2) For PVE 7.2 (enterprise) from the CLI how do I force a restart/reload of the PVE network?

For completeness I should add the dongle uses a Realtek r8156 chip which uses the r8152 kernel module. I am using the most recent r8152 source provided by Realtek. I generated the r8152.ko module using dkms running on a separate machine with PVE 7.2 no-subscription. I have installed the RealTEK provided udev rule file. I have verified that the module r8152 is loaded correctly by udev during boot on detection of the dongle. I do not have my problem when using the dongle on a debian 11 with the appropriately dkms built r8152 module.
 
I can now answer my own question 2).

It seems that the way to reload the network configuration from the CLI is to:
systemctl reload networking.service

Regarding my question 1) I guess that the problem is that when udev triggers on my dongle it fails to action a reload of the network configuration.

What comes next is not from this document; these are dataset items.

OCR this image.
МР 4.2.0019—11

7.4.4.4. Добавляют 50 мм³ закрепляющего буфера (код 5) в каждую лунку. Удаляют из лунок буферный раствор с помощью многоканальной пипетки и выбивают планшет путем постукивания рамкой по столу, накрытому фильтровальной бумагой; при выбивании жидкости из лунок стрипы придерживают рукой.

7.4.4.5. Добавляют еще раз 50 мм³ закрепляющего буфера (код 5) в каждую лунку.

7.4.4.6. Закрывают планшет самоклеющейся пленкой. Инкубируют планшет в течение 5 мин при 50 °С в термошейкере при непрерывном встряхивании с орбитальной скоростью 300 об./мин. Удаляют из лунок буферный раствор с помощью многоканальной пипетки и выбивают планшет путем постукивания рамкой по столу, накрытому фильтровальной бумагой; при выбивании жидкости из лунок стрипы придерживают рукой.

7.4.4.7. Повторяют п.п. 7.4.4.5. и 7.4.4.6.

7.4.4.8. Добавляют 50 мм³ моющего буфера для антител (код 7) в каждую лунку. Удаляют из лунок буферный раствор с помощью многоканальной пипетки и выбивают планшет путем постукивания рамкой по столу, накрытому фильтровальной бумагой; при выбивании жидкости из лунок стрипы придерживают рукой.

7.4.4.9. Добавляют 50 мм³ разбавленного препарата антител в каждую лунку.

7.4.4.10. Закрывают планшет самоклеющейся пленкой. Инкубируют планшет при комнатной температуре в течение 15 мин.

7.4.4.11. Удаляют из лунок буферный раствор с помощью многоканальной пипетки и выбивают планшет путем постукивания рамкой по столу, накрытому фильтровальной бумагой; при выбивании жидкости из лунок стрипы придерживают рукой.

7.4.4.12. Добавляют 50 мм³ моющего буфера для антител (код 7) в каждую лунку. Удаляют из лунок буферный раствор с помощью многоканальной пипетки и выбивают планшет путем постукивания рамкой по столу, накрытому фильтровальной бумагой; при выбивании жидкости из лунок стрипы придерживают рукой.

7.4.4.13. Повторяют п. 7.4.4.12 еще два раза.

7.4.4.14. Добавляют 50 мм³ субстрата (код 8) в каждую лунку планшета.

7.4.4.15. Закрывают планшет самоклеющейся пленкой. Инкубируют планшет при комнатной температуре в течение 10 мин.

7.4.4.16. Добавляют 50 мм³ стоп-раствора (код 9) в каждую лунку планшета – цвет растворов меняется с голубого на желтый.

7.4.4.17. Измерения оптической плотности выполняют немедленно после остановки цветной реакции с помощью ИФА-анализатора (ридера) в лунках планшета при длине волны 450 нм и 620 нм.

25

As a workaround to my problem, I guess I just need to invoke "systemctl reload networking.service" at a suitable point after udev triggers on my device. Maybe an additional udev rule would work?
 
I can now answer my own 1) question.

By examining the udev events when I plug in the dongle I identified what seems to be a candidate trigger to use. When the udev rule triggers it starts a systemd service which executes the network reload.

Here is the udev rule (80-r8152.rules):
Code:
ACTION=="move", SUBSYSTEM=="net", ENV{ID_USB_DRIVER}="r8152", ENV{ID_NET_DRIVER}="r8152", TAG+="systemd", ENV{SYSTEMD_WANTS}="r8152@%k.service"

Here is the systemd unit (/etc/systemd/system/r8152@.service):
Code:
# This is a template /etc/systemd/system/r8152@.service for a r8152 dongle.

[Unit]
Description=reloads the network configuration whenever the USB3 2.5Gbps RJ45 is plugged in

[Service]
Type=oneshot
ExecStartPre=/usr/bin/udevadm settle
ExecStart=/usr/bin/systemctl reload networking.service

[Install]
WantedBy=multi-user.target

For the moment it works. Though it would be nice to know what is the correct udev event to use in the udev trigger rule.